The balance between protein synthesis and breakdown in muscle is influenced by energy balance and exercise. A negative energy balance favors the loss of both fat body mass and lean body mass. Resistance training favors a net increase of lean body mass provided that the individual is at energy balance, so that diet is supporting the exercise she/he is performing. In fact, it has been pointed out that nutritional interventions in athletes may have their biggest impact on performance by supporting consistent intensive training and thus promoting the physiological and biochemical adaptations that will, in turn, lead to muscle hypertrophy and improved performance.75
There is some evidence that a high protein intake may favor a preferential loss of fat versus lean body mass during weight loss, by favoring muscle protein deposition, among other mechanisms (see Section 4.5.2). Likewise, there is some evidence that protein intake shortly after resistance training may facilitate exercise-induced muscle hypertrophy,76 although, overall, there is little evidence to support the premise that extra protein intake is essential for maximal performance in the athletes.77
The amino acid leucine has specifically been implicated in the promotion of net muscle protein anabolism, through effects on protein synthesis and/or protein breakdown (see references 78 and 79).
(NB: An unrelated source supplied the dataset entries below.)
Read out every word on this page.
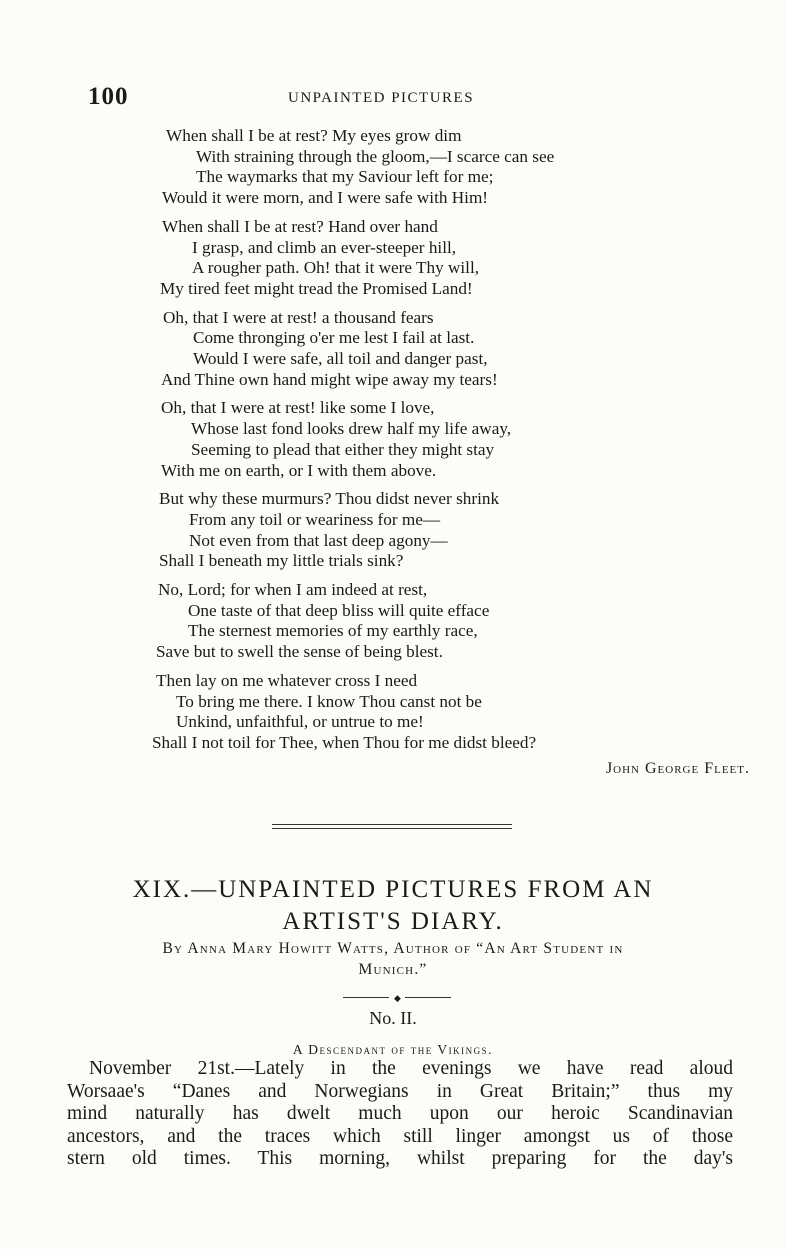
100	UNPAINTED PICTURES
When shall I be at rest? My eyes grow dim
With straining through the gloom,—I scarce can see
The waymarks that my Saviour left for me;
Would it were morn, and I were safe with Him!
When shall I be at rest? Hand over hand
I grasp, and climb an ever-steeper hill,
A rougher path. Oh! that it were Thy will,
My tired feet might tread the Promised Land!
Oh, that I were at rest! a thousand fears
Come thronging o'er me lest I fail at last.
Would I were safe, all toil and danger past,
And Thine own hand might wipe away my tears!
Oh, that I were at rest! like some I love,
Whose last fond looks drew half my life away,
Seeming to plead that either they might stay
With me on earth, or I with them above.
But why these murmurs? Thou didst never shrink
From any toil or weariness for me—
Not even from that last deep agony—
Shall I beneath my little trials sink?
No, Lord; for when I am indeed at rest,
One taste of that deep bliss will quite efface
The sternest memories of my earthly race,
Save but to swell the sense of being blest.
Then lay on me whatever cross I need
To bring me there. I know Thou canst not be
Unkind, unfaithful, or untrue to me!
Shall I not toil for Thee, when Thou for me didst bleed?
John George Fleet.
XIX.—UNPAINTED PICTURES FROM AN
ARTIST'S DIARY.
By Anna Mary Howitt Watts, Author of “An Art Student in
Munich.”
◆
No. II.
A Descendant of the Vikings.
November 21st.—Lately in the evenings we have read aloud
Worsaae's “Danes and Norwegians in Great Britain;” thus my
mind naturally has dwelt much upon our heroic Scandinavian
ancestors, and the traces which still linger amongst us of those
stern old times. This morning, whilst preparing for the day's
In rats, it is well established that leucine promotes protein synthesis in muscle, mainly via activation of mTOR (mammalian target of rapamycin) kinases, which leads to the activation and increased expression of key translational factors and other proteins involved in protein synthesis (reviewed in reference 80). In humans, it appears that the main effect of leucine is on muscle protein breakdown, reducing breakdown without increasing muscle protein synthesis (reviewed in reference 79). The mechanism behind leucine-induced reduction of protein breakdown is not known, but it is noteworthy that synthetic leucine aldehyde peptides - such as N-acetyl-leucyl-leucyl-norleucinal (LLN) and CBZ-leucyl-leucyl-leucinal (MG132) - are commonly used inhibitors of an important component of the cell machinery for protein breakdown, the proteosome.